Prompt
Advantages outweigh – International tourism
International tourism has grown significantly in recent decades. Do the advantages of this development outweigh the disadvantages?
Band 9 sample answer
Band 9 sample answer
International tourism has expanded rapidly in recent decades, fuelled by budget airlines, relaxed visa rules and a global middle class with more disposable income. While this trend can damage ecosystems and disrupt local life, I believe the advantages outweigh the disadvantages overall, especially when destinations manage visitor numbers and reinvest revenue.
The most compelling benefit is economic and developmental. Tourism creates jobs across a wide spectrum, including accommodation, transport, food services and guiding, and it also stimulates indirect employment in construction, agriculture and logistics. For many low- and middle-income countries, visitor spending provides a vital source of foreign currency and taxation that is less volatile than reliance on a single export. When governments channel these receipts into airports, public transport, sanitation and healthcare, the gains extend well beyond tourist zones and raise living standards for residents.
Tourism can also encourage preservation and mutual understanding. Heritage sites, museums and protected landscapes are more likely to be maintained when entrance fees and tour permits generate predictable funding. Moreover, meaningful cultural exchange—through homestays, local festivals or community-led tours—can reduce stereotypes and promote pride in local traditions.
Admittedly, the drawbacks are serious.

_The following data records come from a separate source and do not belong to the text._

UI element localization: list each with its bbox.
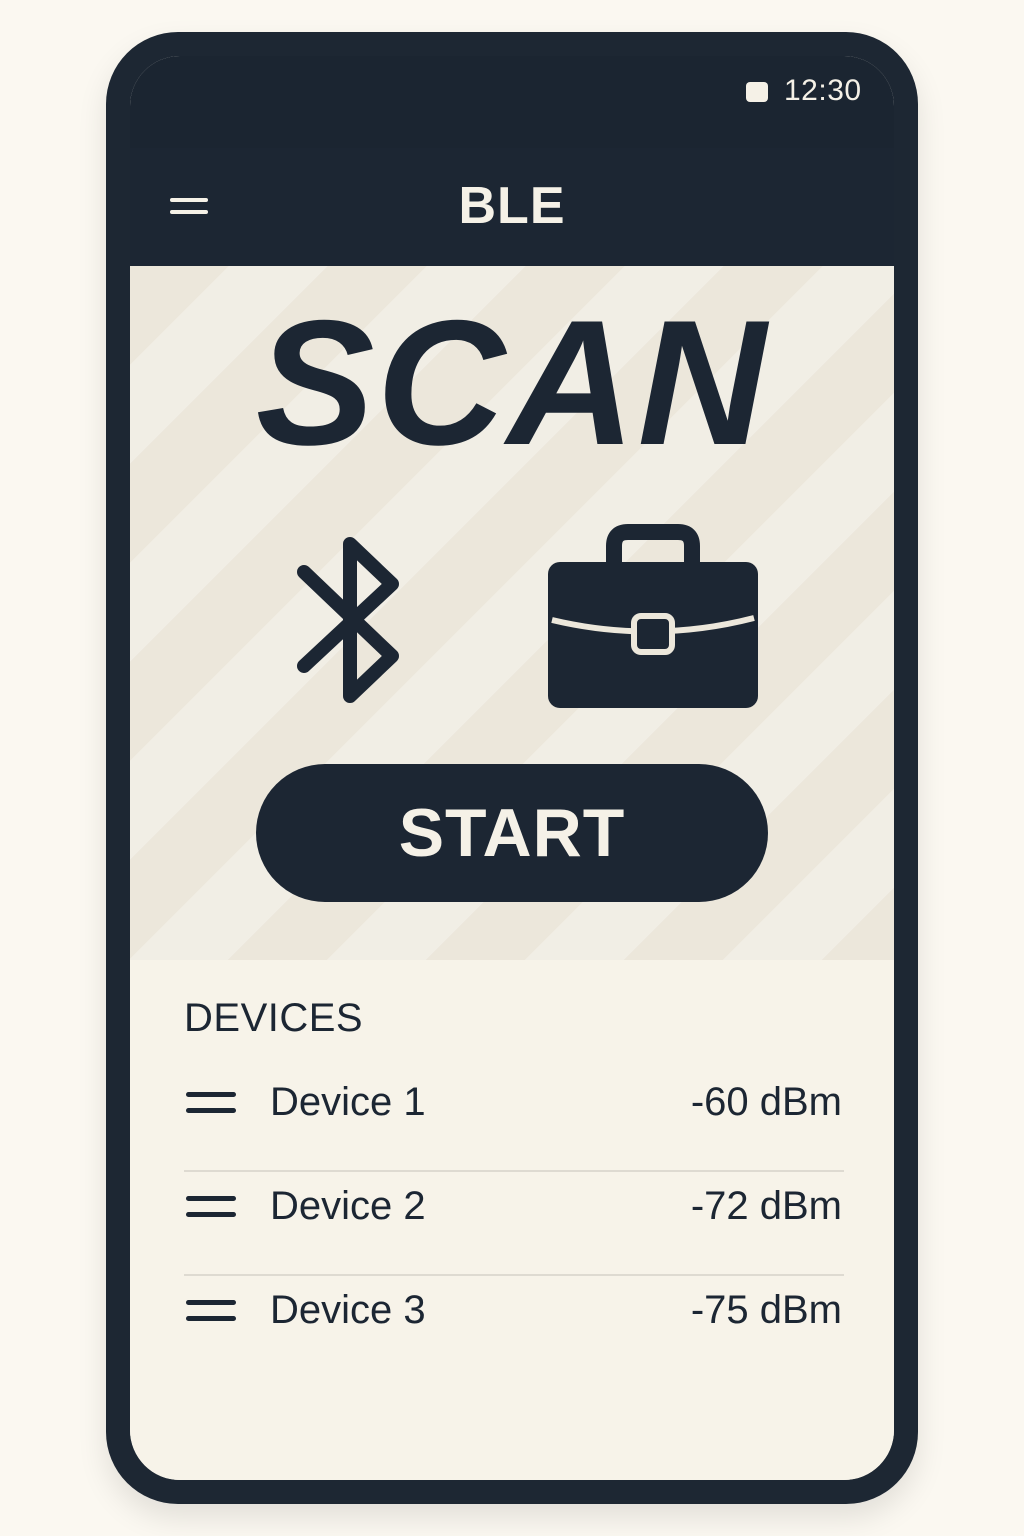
app-bar: BLE bbox=[130, 148, 894, 266]
device-row-3[interactable]: Device 3 -75 dBm bbox=[184, 1274, 844, 1378]
devices-section: DEVICES Device 1 -60 dBm Device 2 -72 dB… bbox=[130, 960, 894, 1480]
device-name: Device 1 bbox=[270, 1080, 426, 1124]
app-title: BLE bbox=[458, 177, 566, 235]
phone-screen: 12:30 BLE SCAN START DEVICES Device 1 -6… bbox=[130, 56, 894, 1480]
list-icon bbox=[186, 1090, 238, 1120]
device-signal: -60 dBm bbox=[690, 1080, 842, 1124]
device-signal: -75 dBm bbox=[690, 1288, 842, 1332]
briefcase-icon bbox=[548, 524, 758, 708]
bluetooth-icon bbox=[297, 537, 399, 703]
scan-hero: SCAN START bbox=[130, 266, 894, 960]
device-signal: -72 dBm bbox=[690, 1184, 842, 1228]
battery-icon bbox=[746, 82, 768, 102]
scan-title: SCAN bbox=[255, 283, 769, 482]
device-name: Device 3 bbox=[270, 1288, 426, 1332]
status-bar: 12:30 bbox=[130, 56, 894, 148]
phone-frame: 12:30 BLE SCAN START DEVICES Device 1 -6… bbox=[106, 32, 918, 1504]
list-icon bbox=[186, 1298, 238, 1328]
device-name: Device 2 bbox=[270, 1184, 426, 1228]
device-row-2[interactable]: Device 2 -72 dBm bbox=[184, 1170, 844, 1276]
list-icon bbox=[186, 1194, 238, 1224]
status-time: 12:30 bbox=[784, 74, 862, 107]
start-button[interactable]: START bbox=[256, 764, 768, 902]
devices-heading: DEVICES bbox=[184, 996, 364, 1040]
device-row-1[interactable]: Device 1 -60 dBm bbox=[184, 1066, 844, 1172]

Overcrowding can inflate rents, replace neighbourhood shops with souvenir outlets and cause resentment among locals. Environmentally, mass tourism produces waste, strains water supplies and increases emissions from long-haul flights. However, these harms are not inevitable. Measures such as visitor caps, zoning rules for short-term rentals, eco-taxes earmarked for conservation, and stricter standards for cruise ships and hotels can significantly reduce the footprint.

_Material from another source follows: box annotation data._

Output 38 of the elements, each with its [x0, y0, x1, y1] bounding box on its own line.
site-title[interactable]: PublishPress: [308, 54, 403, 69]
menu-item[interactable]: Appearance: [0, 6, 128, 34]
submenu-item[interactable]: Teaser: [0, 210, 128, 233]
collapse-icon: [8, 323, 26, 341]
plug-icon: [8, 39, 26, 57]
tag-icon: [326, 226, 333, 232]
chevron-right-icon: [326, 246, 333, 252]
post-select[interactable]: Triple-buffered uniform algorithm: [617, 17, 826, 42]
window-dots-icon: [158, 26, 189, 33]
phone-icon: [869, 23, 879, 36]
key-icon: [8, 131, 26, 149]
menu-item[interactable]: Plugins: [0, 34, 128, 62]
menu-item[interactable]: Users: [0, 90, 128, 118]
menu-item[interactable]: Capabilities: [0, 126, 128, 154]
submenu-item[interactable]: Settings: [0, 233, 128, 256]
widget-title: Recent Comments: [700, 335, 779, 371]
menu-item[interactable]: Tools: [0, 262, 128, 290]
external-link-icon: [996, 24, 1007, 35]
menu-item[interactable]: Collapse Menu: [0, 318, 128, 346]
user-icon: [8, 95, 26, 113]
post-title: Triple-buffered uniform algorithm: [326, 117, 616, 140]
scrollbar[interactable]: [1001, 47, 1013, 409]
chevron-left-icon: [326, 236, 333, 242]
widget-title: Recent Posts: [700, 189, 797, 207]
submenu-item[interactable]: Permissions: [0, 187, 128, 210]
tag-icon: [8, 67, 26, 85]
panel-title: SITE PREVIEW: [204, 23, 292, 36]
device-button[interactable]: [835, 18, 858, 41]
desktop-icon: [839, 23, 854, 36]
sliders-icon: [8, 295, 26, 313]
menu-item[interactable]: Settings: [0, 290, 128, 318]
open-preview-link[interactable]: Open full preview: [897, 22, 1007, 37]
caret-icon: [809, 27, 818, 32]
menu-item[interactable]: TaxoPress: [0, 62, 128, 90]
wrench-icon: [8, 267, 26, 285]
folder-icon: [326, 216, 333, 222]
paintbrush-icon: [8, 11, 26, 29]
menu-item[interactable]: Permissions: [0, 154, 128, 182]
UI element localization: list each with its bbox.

In conclusion, international tourism brings real social and environmental risks, but its capacity to generate employment, fund infrastructure and support conservation means its advantages are greater, provided growth is regulated responsibly.
Verified word count: 286
Why this answer works
explanation
The essay states a clear position and consistently weighs benefits against drawbacks. It develops advantages (employment, foreign currency, public investment, preservation, cultural exchange) and disadvantages (housing pressure, commodification, pollution, emissions), then explains how realistic policy tools can mitigate harms—supporting the claim that benefits outweigh costs. The structure is logical with clear topic sentences and a decisive conclusion.
what this question tests
This Task 2 question tests your ability to (1) take a clear position on whether benefits outweigh drawbacks, (2) develop balanced arguments with relevant examples, (3) organise ideas coherently (introduction–body–conclusion), and (4) use precise vocabulary to discuss economic, cultural, and environmental impacts.
Useful vocabulary and phrases
a vital source of foreign currency
Expresses a clear macroeconomic advantage in natural academic language.
For island economies, tourism is a vital source of foreign currency.
inflate rents
Accurately captures a common social downside of tourism.
Short-term rentals can inflate rents in central districts.
eco-taxes earmarked for conservation
Adds credible, policy-focused detail that supports a balanced evaluation.
Eco-taxes earmarked for conservation can pay for habitat restoration and park staff.
meaningful cultural exchange
Shows nuance beyond simple ‘tourism is good/bad for culture’ claims.
Meaningful cultural exchange is more likely in community-led tours than in mass package trips.
visitor caps
A realistic management tool that strengthens the ‘outweigh’ argument.
Visitor caps can protect fragile sites during peak season.
Common mistakes to avoid
- Discussing pros and cons without making a clear ‘outweigh’ judgement.
- Relying on vague claims like ‘tourism is good for the economy’ without explaining mechanisms (jobs, tax, foreign currency, multiplier effects).
- Ignoring who bears the costs (residents facing rent rises, workers in precarious jobs, fragile ecosystems).
- Listing environmental problems without mentioning feasible mitigation (caps, eco-taxes, standards).
- Writing a conclusion that merely repeats points rather than delivering a weighed, conditional judgement.